There will be some academy products on display in tonight's final Europa League group game against Utrecht at Anfield but Fernando Torres will lead the Liverpool line – a surprising decision, as they are guaranteed to top the group. However, since coming back from a World Cup in which David Villa overshadowed him in Spain's attack, Torres has played fitfully, one exceptional display against Chelsea aside.
"It would be good for Fernando to play alongside Ryan Babel for at least part of the game," said Hodgson. "He knows what a great player he is and when things are not going well for him, he is the first to recognise that.

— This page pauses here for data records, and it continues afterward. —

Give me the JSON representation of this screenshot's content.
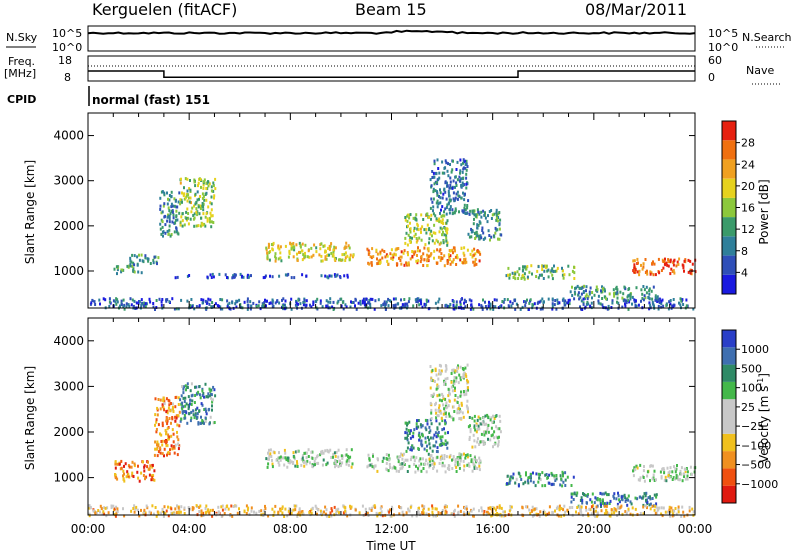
{
  "header": {
    "station": "Kerguelen (fitACF)",
    "beam": "Beam 15",
    "date": "08/Mar/2011"
  },
  "strips": {
    "nsky_label": "N.Sky",
    "nsky_ticks": [
      "10^5",
      "10^0"
    ],
    "nsearch_label": "N.Search",
    "nsearch_ticks": [
      "10^5",
      "10^0"
    ],
    "freq_label": "Freq.",
    "freq_unit": "[MHz]",
    "freq_ticks": [
      "18",
      "8"
    ],
    "nave_label": "Nave",
    "nave_ticks": [
      "60",
      "0"
    ],
    "cpid_label": "CPID",
    "cpid_value": "normal (fast) 151",
    "freq_segments": [
      {
        "start_h": 0.0,
        "end_h": 3.0,
        "freq_mhz": 12.0
      },
      {
        "start_h": 3.0,
        "end_h": 17.0,
        "freq_mhz": 9.5
      },
      {
        "start_h": 17.0,
        "end_h": 24.0,
        "freq_mhz": 12.0
      }
    ]
  },
  "chart_data": [
    {
      "type": "heatmap",
      "name": "Power",
      "ylabel": "Slant Range [km]",
      "yticks": [
        "1000",
        "2000",
        "3000",
        "4000"
      ],
      "ylim": [
        180,
        4500
      ],
      "xlim": [
        0,
        24
      ],
      "colorbar_label": "Power [dB]",
      "colorbar_ticks": [
        "4",
        "8",
        "12",
        "16",
        "20",
        "24",
        "28"
      ],
      "colorscale": [
        "#1a1ae0",
        "#2f4fb8",
        "#2f7f9a",
        "#3a9a6a",
        "#8cc83c",
        "#e6d21e",
        "#f0a020",
        "#f07010",
        "#e62010"
      ],
      "echo_regions": [
        {
          "t0": 1.0,
          "t1": 2.1,
          "r0": 950,
          "r1": 1150,
          "level": 0.4
        },
        {
          "t0": 1.6,
          "t1": 2.8,
          "r0": 1150,
          "r1": 1400,
          "level": 0.3
        },
        {
          "t0": 2.8,
          "t1": 3.6,
          "r0": 1800,
          "r1": 2800,
          "level": 0.3
        },
        {
          "t0": 3.6,
          "t1": 5.0,
          "r0": 2000,
          "r1": 3100,
          "level": 0.5
        },
        {
          "t0": 3.0,
          "t1": 10.5,
          "r0": 880,
          "r1": 960,
          "level": 0.15
        },
        {
          "t0": 7.0,
          "t1": 10.5,
          "r0": 1250,
          "r1": 1650,
          "level": 0.6
        },
        {
          "t0": 11.0,
          "t1": 15.5,
          "r0": 1150,
          "r1": 1550,
          "level": 0.75
        },
        {
          "t0": 12.5,
          "t1": 14.2,
          "r0": 1600,
          "r1": 2300,
          "level": 0.5
        },
        {
          "t0": 13.5,
          "t1": 15.0,
          "r0": 2300,
          "r1": 3500,
          "level": 0.25
        },
        {
          "t0": 15.0,
          "t1": 16.3,
          "r0": 1700,
          "r1": 2400,
          "level": 0.35
        },
        {
          "t0": 16.5,
          "t1": 19.2,
          "r0": 850,
          "r1": 1150,
          "level": 0.45
        },
        {
          "t0": 19.0,
          "t1": 22.5,
          "r0": 400,
          "r1": 700,
          "level": 0.35
        },
        {
          "t0": 21.5,
          "t1": 24.0,
          "r0": 950,
          "r1": 1300,
          "level": 0.85
        },
        {
          "t0": 0.0,
          "t1": 24.0,
          "r0": 180,
          "r1": 420,
          "level": 0.2
        }
      ]
    },
    {
      "type": "heatmap",
      "name": "Velocity",
      "ylabel": "Slant Range [km]",
      "yticks": [
        "1000",
        "2000",
        "3000",
        "4000"
      ],
      "ylim": [
        180,
        4500
      ],
      "xlim": [
        0,
        24
      ],
      "xlabel": "Time UT",
      "xticks": [
        "00:00",
        "04:00",
        "08:00",
        "12:00",
        "16:00",
        "20:00",
        "00:00"
      ],
      "colorbar_label": "Velocity [m s",
      "colorbar_label_sup": "-1",
      "colorbar_label_end": "]",
      "colorbar_ticks": [
        "1000",
        "500",
        "100",
        "25",
        "−25",
        "−100",
        "−500",
        "−1000"
      ],
      "colorscale": [
        "#2a3fc8",
        "#3f6fb0",
        "#2f8a66",
        "#44b84a",
        "#c8c8c8",
        "#c8c8c8",
        "#f0c01e",
        "#f09020",
        "#f05010",
        "#e01a10"
      ],
      "echo_regions": [
        {
          "t0": 1.0,
          "t1": 2.6,
          "r0": 950,
          "r1": 1400,
          "level": 0.8
        },
        {
          "t0": 2.6,
          "t1": 3.6,
          "r0": 1500,
          "r1": 2800,
          "level": 0.75
        },
        {
          "t0": 3.6,
          "t1": 5.0,
          "r0": 2200,
          "r1": 3100,
          "level": 0.25
        },
        {
          "t0": 7.0,
          "t1": 10.5,
          "r0": 1250,
          "r1": 1650,
          "level": 0.45
        },
        {
          "t0": 11.0,
          "t1": 15.5,
          "r0": 1150,
          "r1": 1550,
          "level": 0.45
        },
        {
          "t0": 12.5,
          "t1": 14.2,
          "r0": 1600,
          "r1": 2300,
          "level": 0.2
        },
        {
          "t0": 13.5,
          "t1": 15.0,
          "r0": 2300,
          "r1": 3500,
          "level": 0.5
        },
        {
          "t0": 15.0,
          "t1": 16.3,
          "r0": 1700,
          "r1": 2400,
          "level": 0.45
        },
        {
          "t0": 16.5,
          "t1": 19.2,
          "r0": 850,
          "r1": 1150,
          "level": 0.25
        },
        {
          "t0": 19.0,
          "t1": 22.5,
          "r0": 400,
          "r1": 700,
          "level": 0.2
        },
        {
          "t0": 21.5,
          "t1": 24.0,
          "r0": 950,
          "r1": 1300,
          "level": 0.45
        },
        {
          "t0": 0.0,
          "t1": 24.0,
          "r0": 180,
          "r1": 420,
          "level": 0.65
        }
      ]
    }
  ]
}
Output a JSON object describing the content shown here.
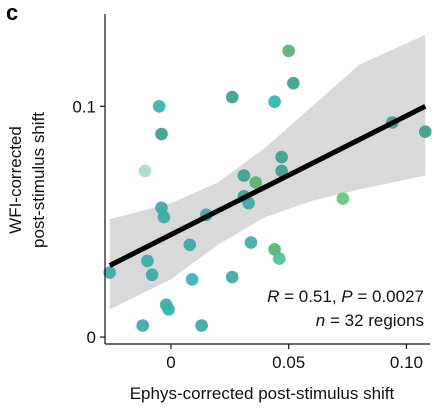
{
  "panel_label": "c",
  "colors": {
    "points": [
      "#3aa9a6",
      "#2fb5ad",
      "#3b9f8e",
      "#52b473",
      "#49c19a",
      "#a7dcc4",
      "#64c47a"
    ],
    "fit_line": "#000000",
    "ci_band": "#d9d9d9",
    "axis": "#111111"
  },
  "chart_data": {
    "type": "scatter",
    "xlabel": "Ephys-corrected post-stimulus shift",
    "ylabel_line1": "WFI-corrected",
    "ylabel_line2": "post-stimulus shift",
    "xlim": [
      -0.028,
      0.11
    ],
    "ylim": [
      -0.003,
      0.14
    ],
    "x_ticks": [
      {
        "value": 0,
        "label": "0"
      },
      {
        "value": 0.05,
        "label": "0.05"
      },
      {
        "value": 0.1,
        "label": "0.10"
      }
    ],
    "y_ticks": [
      {
        "value": 0,
        "label": "0"
      },
      {
        "value": 0.1,
        "label": "0.1"
      }
    ],
    "annotation_line1": "R = 0.51, P = 0.0027",
    "annotation_line2": "n = 32 regions",
    "fit": {
      "x0": -0.026,
      "y0": 0.031,
      "x1": 0.108,
      "y1": 0.1
    },
    "ci_band": {
      "x": [
        -0.026,
        0.0,
        0.02,
        0.04,
        0.06,
        0.08,
        0.108
      ],
      "upper": [
        0.051,
        0.058,
        0.067,
        0.082,
        0.1,
        0.118,
        0.131
      ],
      "lower": [
        0.012,
        0.025,
        0.04,
        0.052,
        0.059,
        0.064,
        0.07
      ]
    },
    "points": [
      {
        "x": -0.026,
        "y": 0.028,
        "c": 0
      },
      {
        "x": -0.012,
        "y": 0.005,
        "c": 0
      },
      {
        "x": -0.01,
        "y": 0.033,
        "c": 0
      },
      {
        "x": -0.011,
        "y": 0.072,
        "c": 5
      },
      {
        "x": -0.008,
        "y": 0.027,
        "c": 0
      },
      {
        "x": -0.005,
        "y": 0.1,
        "c": 1
      },
      {
        "x": -0.004,
        "y": 0.088,
        "c": 2
      },
      {
        "x": -0.004,
        "y": 0.056,
        "c": 0
      },
      {
        "x": -0.003,
        "y": 0.052,
        "c": 0
      },
      {
        "x": -0.002,
        "y": 0.014,
        "c": 0
      },
      {
        "x": -0.001,
        "y": 0.012,
        "c": 1
      },
      {
        "x": 0.008,
        "y": 0.04,
        "c": 0
      },
      {
        "x": 0.009,
        "y": 0.025,
        "c": 1
      },
      {
        "x": 0.013,
        "y": 0.005,
        "c": 0
      },
      {
        "x": 0.015,
        "y": 0.053,
        "c": 0
      },
      {
        "x": 0.026,
        "y": 0.104,
        "c": 2
      },
      {
        "x": 0.026,
        "y": 0.026,
        "c": 0
      },
      {
        "x": 0.031,
        "y": 0.061,
        "c": 2
      },
      {
        "x": 0.031,
        "y": 0.07,
        "c": 2
      },
      {
        "x": 0.033,
        "y": 0.058,
        "c": 0
      },
      {
        "x": 0.034,
        "y": 0.041,
        "c": 0
      },
      {
        "x": 0.036,
        "y": 0.067,
        "c": 3
      },
      {
        "x": 0.044,
        "y": 0.038,
        "c": 3
      },
      {
        "x": 0.044,
        "y": 0.102,
        "c": 1
      },
      {
        "x": 0.046,
        "y": 0.034,
        "c": 4
      },
      {
        "x": 0.047,
        "y": 0.078,
        "c": 2
      },
      {
        "x": 0.047,
        "y": 0.072,
        "c": 2
      },
      {
        "x": 0.05,
        "y": 0.124,
        "c": 3
      },
      {
        "x": 0.052,
        "y": 0.11,
        "c": 2
      },
      {
        "x": 0.073,
        "y": 0.06,
        "c": 6
      },
      {
        "x": 0.094,
        "y": 0.093,
        "c": 2
      },
      {
        "x": 0.108,
        "y": 0.089,
        "c": 2
      }
    ]
  }
}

"I have told Fernando that we believe him to be one of the best front players in Europe and the fact that he has not played at his [real] level over the past couple of months does not change that. But don't forget that goalkeepers and strikers in particular play on such small margins of error that the difference between being carried down the high street in a sedan chair and being vilified is infinitesimal."
Results so far Liverpool 4 Steaua Bucharest 1, Napoli 0 Utrecht 0; Steaua 3 Napoli 3, Utrecht 0 Liverpool 0; Napoli 0 Liverpool 0, Utrecht 1 Steaua 1; Steaua 3 Utrecht 1, Liverpool 3 Napoli 1. Steaua 1 Liverpool 1; Utrecht 3 Napoli 3.
Remaining fixtures Tonight: Napoli v Steaua; Liverpool v Utrecht.